Em primeiro lugar, a falta de campanhas midiáticas para desconfigurar as diferenças sociais no segmento social é um problema atual. Isso decorre desde o comércio dos africanos para as colonias portuguesas na América do Sul, pois acreditavam-se na inferioridade entre indivíduos devido a sua cor da pele. Nessa lógica, embora a Constituição de 1988, defenda que todos são iguais independente da sua origem, raça, sexo, cor, idade e quaisquer outras formas de discriminação; infelizmente, ainda é comum pessoas apontarem os grupos de minorias sociais como criminosos, preguiçosos, doentes e entre outras características hostis. Por conseguinte, indivíduos vítimas desses preconceitos, podem apresentar doenças como depressão, falta de autoconfiança, insegurança afetiva e emocional.
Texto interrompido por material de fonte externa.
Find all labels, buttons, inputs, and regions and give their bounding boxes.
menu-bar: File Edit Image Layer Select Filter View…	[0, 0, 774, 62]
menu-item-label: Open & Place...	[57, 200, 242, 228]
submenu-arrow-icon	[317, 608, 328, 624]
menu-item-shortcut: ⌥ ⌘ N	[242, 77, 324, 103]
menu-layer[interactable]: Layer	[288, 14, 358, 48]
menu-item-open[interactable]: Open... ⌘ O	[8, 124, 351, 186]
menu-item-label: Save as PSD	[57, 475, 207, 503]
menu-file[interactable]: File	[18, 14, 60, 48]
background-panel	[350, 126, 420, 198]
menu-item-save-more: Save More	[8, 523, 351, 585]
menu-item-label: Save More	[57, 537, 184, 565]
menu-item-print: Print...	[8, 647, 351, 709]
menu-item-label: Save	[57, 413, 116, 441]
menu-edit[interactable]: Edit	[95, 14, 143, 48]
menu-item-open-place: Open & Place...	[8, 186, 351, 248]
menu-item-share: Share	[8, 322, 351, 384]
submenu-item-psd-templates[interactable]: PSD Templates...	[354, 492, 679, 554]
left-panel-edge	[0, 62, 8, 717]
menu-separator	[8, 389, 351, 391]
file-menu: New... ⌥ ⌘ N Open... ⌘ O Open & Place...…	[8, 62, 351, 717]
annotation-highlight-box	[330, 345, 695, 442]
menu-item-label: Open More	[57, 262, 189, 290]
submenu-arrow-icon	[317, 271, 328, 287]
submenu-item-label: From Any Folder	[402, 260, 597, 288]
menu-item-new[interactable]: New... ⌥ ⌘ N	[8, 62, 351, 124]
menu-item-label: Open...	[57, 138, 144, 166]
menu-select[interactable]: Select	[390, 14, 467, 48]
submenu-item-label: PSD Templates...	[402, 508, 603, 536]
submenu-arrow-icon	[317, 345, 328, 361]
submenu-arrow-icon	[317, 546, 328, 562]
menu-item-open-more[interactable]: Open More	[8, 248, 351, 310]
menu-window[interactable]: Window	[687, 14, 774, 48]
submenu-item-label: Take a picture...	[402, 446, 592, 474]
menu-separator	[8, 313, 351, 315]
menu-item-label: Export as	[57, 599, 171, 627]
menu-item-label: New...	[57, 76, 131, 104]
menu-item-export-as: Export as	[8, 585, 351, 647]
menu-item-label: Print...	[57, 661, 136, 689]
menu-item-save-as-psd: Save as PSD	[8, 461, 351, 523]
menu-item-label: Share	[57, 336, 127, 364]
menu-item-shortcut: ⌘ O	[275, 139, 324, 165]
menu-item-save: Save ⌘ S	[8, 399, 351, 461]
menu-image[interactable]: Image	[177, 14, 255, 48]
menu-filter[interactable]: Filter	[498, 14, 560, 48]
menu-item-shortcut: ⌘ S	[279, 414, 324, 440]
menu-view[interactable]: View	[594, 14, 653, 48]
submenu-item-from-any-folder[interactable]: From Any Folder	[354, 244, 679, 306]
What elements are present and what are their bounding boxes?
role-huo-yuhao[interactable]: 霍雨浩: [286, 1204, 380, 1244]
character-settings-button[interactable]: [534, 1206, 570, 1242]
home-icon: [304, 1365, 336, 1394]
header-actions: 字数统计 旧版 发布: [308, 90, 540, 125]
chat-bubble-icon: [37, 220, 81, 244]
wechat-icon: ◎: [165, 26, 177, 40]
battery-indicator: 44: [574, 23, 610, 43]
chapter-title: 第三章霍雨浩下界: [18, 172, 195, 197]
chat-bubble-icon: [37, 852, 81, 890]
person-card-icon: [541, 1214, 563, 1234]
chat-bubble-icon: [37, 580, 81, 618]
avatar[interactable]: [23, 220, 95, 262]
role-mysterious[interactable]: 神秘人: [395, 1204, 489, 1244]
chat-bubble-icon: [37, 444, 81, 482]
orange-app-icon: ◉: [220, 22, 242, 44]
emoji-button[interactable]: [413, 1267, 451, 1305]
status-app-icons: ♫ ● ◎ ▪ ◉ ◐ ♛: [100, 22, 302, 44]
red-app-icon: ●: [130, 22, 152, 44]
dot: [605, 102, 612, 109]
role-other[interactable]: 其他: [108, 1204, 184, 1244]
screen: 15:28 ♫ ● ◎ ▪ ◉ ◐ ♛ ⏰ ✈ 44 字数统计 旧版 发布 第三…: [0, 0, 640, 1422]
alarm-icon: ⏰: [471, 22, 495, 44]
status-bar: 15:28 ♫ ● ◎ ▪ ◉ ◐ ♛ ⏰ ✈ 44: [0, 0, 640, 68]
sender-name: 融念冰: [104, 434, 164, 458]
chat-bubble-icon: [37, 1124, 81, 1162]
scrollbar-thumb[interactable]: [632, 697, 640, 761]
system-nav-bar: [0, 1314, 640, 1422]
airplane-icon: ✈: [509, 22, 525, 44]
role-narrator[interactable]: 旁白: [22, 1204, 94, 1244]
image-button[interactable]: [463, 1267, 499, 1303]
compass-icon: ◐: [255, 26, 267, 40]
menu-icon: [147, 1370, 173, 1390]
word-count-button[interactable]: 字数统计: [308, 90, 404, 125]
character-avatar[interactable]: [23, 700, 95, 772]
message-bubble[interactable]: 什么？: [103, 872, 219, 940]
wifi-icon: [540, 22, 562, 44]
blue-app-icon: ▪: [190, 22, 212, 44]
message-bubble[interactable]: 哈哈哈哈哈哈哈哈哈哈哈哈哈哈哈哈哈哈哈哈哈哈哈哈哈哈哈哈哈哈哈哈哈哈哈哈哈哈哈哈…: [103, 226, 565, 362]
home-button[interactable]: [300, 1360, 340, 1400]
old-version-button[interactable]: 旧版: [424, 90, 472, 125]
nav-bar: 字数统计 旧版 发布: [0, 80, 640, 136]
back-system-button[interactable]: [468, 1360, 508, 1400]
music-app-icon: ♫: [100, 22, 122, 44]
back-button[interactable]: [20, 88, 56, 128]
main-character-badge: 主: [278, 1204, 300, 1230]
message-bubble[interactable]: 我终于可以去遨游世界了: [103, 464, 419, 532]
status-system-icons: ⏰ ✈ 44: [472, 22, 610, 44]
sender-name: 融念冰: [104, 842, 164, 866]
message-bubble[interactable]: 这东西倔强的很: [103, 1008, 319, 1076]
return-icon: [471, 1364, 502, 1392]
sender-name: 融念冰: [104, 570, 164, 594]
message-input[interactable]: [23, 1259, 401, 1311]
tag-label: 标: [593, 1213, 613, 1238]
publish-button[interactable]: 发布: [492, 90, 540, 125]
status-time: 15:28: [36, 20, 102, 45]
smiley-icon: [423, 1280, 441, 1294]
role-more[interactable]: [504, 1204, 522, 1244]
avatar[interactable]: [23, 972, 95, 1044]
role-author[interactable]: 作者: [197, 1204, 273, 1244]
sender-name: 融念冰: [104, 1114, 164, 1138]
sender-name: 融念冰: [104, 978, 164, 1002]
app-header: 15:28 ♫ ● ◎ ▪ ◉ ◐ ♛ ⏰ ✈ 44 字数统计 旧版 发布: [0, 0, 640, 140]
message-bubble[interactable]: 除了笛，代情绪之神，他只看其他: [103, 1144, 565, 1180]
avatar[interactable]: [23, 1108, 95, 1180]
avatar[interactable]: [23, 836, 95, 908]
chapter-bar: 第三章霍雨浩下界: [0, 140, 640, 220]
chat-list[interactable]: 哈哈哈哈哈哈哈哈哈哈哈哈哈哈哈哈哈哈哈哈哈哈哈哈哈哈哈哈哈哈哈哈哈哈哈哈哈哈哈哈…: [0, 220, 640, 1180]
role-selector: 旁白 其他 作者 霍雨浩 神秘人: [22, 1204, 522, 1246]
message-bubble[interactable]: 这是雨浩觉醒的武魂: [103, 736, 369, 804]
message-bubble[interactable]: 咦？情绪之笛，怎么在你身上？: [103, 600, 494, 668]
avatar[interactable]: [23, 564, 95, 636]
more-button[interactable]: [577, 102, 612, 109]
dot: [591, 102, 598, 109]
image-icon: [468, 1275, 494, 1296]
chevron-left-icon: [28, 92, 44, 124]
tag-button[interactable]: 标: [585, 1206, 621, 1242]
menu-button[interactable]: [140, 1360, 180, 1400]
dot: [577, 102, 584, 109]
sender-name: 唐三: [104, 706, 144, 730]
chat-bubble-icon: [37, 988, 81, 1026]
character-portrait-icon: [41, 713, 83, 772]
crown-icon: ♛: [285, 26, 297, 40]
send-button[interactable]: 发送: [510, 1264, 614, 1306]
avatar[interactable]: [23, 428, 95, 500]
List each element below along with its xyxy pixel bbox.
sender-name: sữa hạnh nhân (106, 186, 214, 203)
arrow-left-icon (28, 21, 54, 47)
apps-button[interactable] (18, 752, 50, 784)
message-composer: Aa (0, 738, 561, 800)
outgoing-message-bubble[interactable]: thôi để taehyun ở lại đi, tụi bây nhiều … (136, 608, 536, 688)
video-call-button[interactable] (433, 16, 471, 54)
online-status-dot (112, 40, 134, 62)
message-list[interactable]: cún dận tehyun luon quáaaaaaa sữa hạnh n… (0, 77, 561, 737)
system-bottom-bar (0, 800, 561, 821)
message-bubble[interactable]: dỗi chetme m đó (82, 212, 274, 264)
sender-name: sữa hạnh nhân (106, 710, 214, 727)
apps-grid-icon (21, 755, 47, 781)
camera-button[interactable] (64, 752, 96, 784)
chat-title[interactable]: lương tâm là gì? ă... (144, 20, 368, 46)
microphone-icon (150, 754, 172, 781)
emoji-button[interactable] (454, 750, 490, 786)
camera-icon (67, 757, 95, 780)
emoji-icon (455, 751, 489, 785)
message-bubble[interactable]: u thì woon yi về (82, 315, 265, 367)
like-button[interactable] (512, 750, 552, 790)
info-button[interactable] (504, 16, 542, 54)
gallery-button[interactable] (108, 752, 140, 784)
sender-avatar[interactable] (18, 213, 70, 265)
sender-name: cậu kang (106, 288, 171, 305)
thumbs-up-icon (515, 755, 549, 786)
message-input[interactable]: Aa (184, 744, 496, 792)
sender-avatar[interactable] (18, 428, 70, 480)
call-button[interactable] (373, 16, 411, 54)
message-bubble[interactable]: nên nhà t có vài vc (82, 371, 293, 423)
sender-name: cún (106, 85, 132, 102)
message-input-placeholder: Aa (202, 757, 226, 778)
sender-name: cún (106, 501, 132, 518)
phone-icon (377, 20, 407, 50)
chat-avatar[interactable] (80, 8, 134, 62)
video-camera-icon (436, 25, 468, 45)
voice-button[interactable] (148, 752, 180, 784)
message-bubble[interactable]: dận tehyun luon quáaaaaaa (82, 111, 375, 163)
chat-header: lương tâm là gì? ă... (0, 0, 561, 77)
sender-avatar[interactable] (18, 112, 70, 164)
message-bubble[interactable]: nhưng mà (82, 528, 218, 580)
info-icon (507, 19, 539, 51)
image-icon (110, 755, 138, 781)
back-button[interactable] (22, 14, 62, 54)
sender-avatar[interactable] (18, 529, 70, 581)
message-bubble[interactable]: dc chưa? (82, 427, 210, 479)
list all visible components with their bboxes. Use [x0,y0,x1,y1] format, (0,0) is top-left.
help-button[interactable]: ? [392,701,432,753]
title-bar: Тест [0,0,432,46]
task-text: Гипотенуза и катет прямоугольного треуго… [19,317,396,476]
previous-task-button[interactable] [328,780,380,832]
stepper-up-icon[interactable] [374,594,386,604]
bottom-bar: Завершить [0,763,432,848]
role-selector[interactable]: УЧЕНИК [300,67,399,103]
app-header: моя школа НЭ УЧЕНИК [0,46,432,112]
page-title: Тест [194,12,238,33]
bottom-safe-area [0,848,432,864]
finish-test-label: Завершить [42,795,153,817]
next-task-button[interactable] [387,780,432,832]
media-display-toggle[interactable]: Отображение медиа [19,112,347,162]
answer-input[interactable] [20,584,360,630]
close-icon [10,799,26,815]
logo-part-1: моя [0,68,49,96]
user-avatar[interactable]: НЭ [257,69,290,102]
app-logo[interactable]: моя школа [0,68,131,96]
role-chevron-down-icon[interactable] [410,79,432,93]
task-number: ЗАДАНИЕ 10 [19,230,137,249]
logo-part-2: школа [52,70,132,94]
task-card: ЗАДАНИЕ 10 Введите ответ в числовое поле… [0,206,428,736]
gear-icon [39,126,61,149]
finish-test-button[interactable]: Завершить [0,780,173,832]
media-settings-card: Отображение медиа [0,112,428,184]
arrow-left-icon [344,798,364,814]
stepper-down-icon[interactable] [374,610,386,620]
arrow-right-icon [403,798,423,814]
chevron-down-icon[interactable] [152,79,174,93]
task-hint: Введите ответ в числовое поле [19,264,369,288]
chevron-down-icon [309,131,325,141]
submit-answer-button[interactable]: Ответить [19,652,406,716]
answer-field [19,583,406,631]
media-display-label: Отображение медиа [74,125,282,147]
Logo, é fundamental a criação de um espaço televisivo para valorizar à vida dessa parcela social marginalizada.
Em segundo lugar, a ausência de políticas governamentais efetivas para implantar a equidade entre os cidadãos também é uma problemática. De acordo com o site G1, O Brasil é um dos países onde mais morre indivíduos afrodescendentes e LGBTI’s. Diante desse dado, é possível afirmar que parte desse cenário, se deve pela falta de prioridade do Governo Federal em criar legislações severas para punir grupos rebeldes. Ademais, na contemporaneidade, após o resultado das eleições presidenciais de 2018, aumentou os discursos de ódio racistas homofóbicos no país, visto que a morte de crianças da periferia causadas por policiais, por exemplo do garoto João Pedro de 14 anos, são casos comuns e ignorados pela Esfera Pública. Portanto, é crucial o apoio de políticos que defendam as causas das minorias sociais, para garantir a segurança e a saúde emocional dessas pessoas.
Por fim, após os argumentos citados, medidas são necessárias para solucionar esses impasses. Sendo assim, a Mídia deve criar um espaço televisivo de discussão sobre os direitos humanos, por meio de convidados que se enquadram no grupo de exclusão social, a exemplo de artistas que posicionam a favor da equidade entre indivíduos. Essa ação pode ter melhor resultado, com o apoio de políticos que defenda a execução de projetos de leis, a fim de punir ações de segregação.